Le jeune homme de Lorenzo Lotto.

 

 


LORENZO LOTTO (Venezia 1480, Loretto, 1556)

Ritratto di giovane gentiluomo nel suo studio.

Vers 1525-1530. Coll. Gallerie dell'Accademia, Venise.

 

…Portrait d’un jeune gentilhomme dans son cabinet de travail.

 

C’est le cartel qui accompagne la toile. Lorenzo Lotto, le peintre voyageur, l’a probablement peinte à Trévise ou lors de son retour à Venise, dans les années 1530, à presque cinquante ans. Ce vénitien, secret et réservé, s’est illustré par ses portraits où il semble nouer une relation intime avec ses modèles. En peignant leurs « vrais » portraits– nous pourrions les reconnaître si nous les croisions aujourd’hui dans la rue- il émaille aussi ses toiles d’indices, rajoutant des détails souvent énigmatiques que seuls les modèles et le peintre ont pu intimement déchiffrer.  

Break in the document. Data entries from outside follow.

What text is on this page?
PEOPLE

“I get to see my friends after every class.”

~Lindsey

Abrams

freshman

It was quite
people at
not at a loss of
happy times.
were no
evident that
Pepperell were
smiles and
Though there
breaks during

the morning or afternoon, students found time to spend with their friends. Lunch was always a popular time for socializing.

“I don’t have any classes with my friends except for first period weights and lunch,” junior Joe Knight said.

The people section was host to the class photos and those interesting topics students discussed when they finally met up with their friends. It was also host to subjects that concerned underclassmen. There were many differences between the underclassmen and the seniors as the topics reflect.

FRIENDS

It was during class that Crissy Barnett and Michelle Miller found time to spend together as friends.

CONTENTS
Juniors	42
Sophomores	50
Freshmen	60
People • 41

Le jeune homme du portrait est inconnu.

 

La rencontre…

 



Notre première rencontre a eu lieu il y a dix ans déjà, dans les salles des galeries de l’Accademia à Venise. Une longue rencontre car j’ai eu du mal à tourner le dos, à sortir de la salle et revenir dans mon monde, quitter les années 1530 pour regagner l’année 2014.

Je pense que beaucoup ont déjà eu cette impression de retrouver une compagne ou un compagnon de toujours dans les salles d’un musée. C’est une expérience qui vous cloue sur place, ancre votre regard qui ne peut plus lâcher le sien. Depuis, à chaque voyage, je suis revenue voir son portrait ; la dernière fois, dix ans après, une jeune gardienne s’est alarmée de mon insistance, puis elle a souri, ironique ou compréhensive, qui sait ?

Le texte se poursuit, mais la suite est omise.